In a time where the unexpected is expected, predictable novels like Meet Cute become the unexpected. It included many of my favorite tropes such as enemies-to-lovers, the cute kid, and a (former) idol falling in love with an average person. It’s a positive reflection on Hunting’s writing that she stirred my emotions and kept them aflutter by just greasing the wheel rather than creating something entirely different. I recommend this novel for anyone looking for a good romance without all the turbulence–it might get a bit bumpy but you’ll get to the other side just fine. It’s worth noting that I loved the epilogue–probably one of my favorites now. (I’m putting out a call for a meet cute and this particular epilogue IRL–ahem RM, ahem Jin)
by Morgan Cole ISBN: 9781676935117 Publication: February 29, 2020 Series: Chrysathamere Trilogy #1
**I was provided a copy of the book through NetGalley.

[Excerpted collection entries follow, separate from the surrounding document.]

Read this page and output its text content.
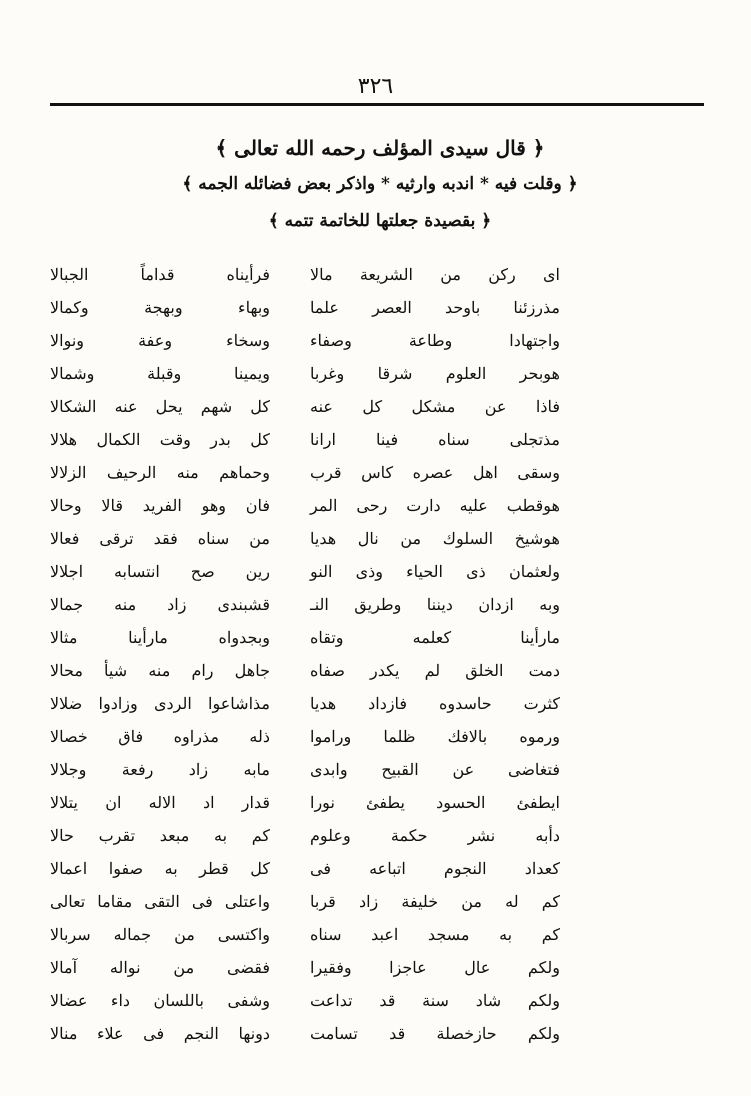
٣٢٦
﴿ قال سيدى المؤلف رحمه الله تعالى ﴾
﴿ وقلت فيه * اندبه وارثيه * واذكر بعض فضائله الجمه ﴾
﴿ بقصيدة جعلتها للخاتمة تتمه ﴾
اى ركن من الشريعة مالا
فرأيناه قداماً الجبالا
مذرزئنا باوحد العصر علما
وبهاء وبهجة وكمالا
واجتهادا وطاعة وصفاء
وسخاء وعفة ونوالا
هوبحر العلوم شرقا وغربا
ويمينا وقبلة وشمالا
فاذا عن مشكل كل عنه
كل شهم يحل عنه الشكالا
مذتجلى سناه فينا ارانا
كل بدر وقت الكمال هلالا
وسقى اهل عصره كاس قرب
وحماهم منه الرحيف الزلالا
هوقطب عليه دارت رحى المر
فان وهو الفريد قالا وحالا
هوشيخ السلوك من نال هديا
من سناه فقد ترقى فعالا
ولعثمان ذى الحياء وذى النو
رين صح انتسابه اجلالا
وبه ازدان ديننا وطريق النـ
قشبندى زاد منه جمالا
مارأينا كعلمه وتقاه
وبجدواه مارأينا مثالا
دمت الخلق لم يكدر صفاه
جاهل رام منه شيأ محالا
كثرت حاسدوه فازداد هديا
مذاشاعوا الردى وزادوا ضلالا
ورموه بالافك ظلما وراموا
ذله مذراوه فاق خصالا
فتغاضى عن القبيح وابدى
مابه زاد رفعة وجلالا
ايطفئ الحسود يطفئ نورا
قدار اد الاله ان يتلالا
دأبه نشر حكمة وعلوم
كم به مبعد تقرب حالا
كعداد النجوم اتباعه فى
كل قطر به صفوا اعمالا
كم له من خليفة زاد قربا
واعتلى فى التقى مقاما تعالى
كم به مسجد اعبد سناه
واكتسى من جماله سربالا
ولكم عال عاجزا وفقيرا
فقضى من نواله آمالا
ولكم شاد سنة قد تداعت
وشفى باللسان داء عضالا
ولكم حازخصلة قد تسامت
دونها النجم فى علاء منالا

I voluntarily read and reviewed it. All opinions are my own.**
Marilia, the Warlord is an amazing novel with a complex heroine who isn’t prone to being the nicest person or the most humble. Readers of fantasy who are used to the chosen one trope with a likeable character who is nearly infallible might be turned off by Marilia. She may often act rashly; she is flawed and more human than touched by the gods. She has a brilliant mind, one with a penchant for strategy and warfare but societal and gender norms prevent her from pursuing anything more than a domestic life. Sibling rivalry pits her against her brother Annuweth, who is being trained in all the things she would rather be doing. Jealousy and the belief she could be much better than him if only given the same opportunities creates a strain between the siblings who once believed it was the both of them against the world.
Morgan Cole created a world that is richly detailed with complex characters. Cole excels in world building and the introduction to it was engaging. We get a glimpse of what Marilia’s life was supposed to have been before destiny takes a hand and pushes her elsewhere. The strategy and battle scenes are also very well-written. The middle is not nearly as exciting as the beginning and the end. It’s not Cole’s writing so much as this is the Marilia growing up part, where she has to deal with societal norms and grapple with feelings that she is unsure about whereas the beginning and the end are just more…exciting.
The book was tortuous! I’m used to the nice chosen one trope and so had a love-hate relationship with Marilia as soon as the sibling rivalry began. I hated that it only became more pronounced. She was brilliant and hardly humble about her skills. It frustrated me, and I desperately wanted her to make up with Annuweth. I wanted her to look beyond herself and also recognize that her brother could provide her with the insight she didn’t have but I also recognized that had all that happened, it wouldn’t have been the same book.
Passing over Marilia, the Warlord may be a rash decision on the reader’s part because this will mean missing out on a well-written novel about the rise of a woman who changed the fate society kept pushing onto her. Marilia, the Warlord is an amazing read, and I couldn’t stop turning the pages, no matter the pain it inflicted on me. I’m a bit scared to start the next book, especially with the last book coming out soon (I think), because I don’t know how much I’ll still like Marilia after the trilogy ends.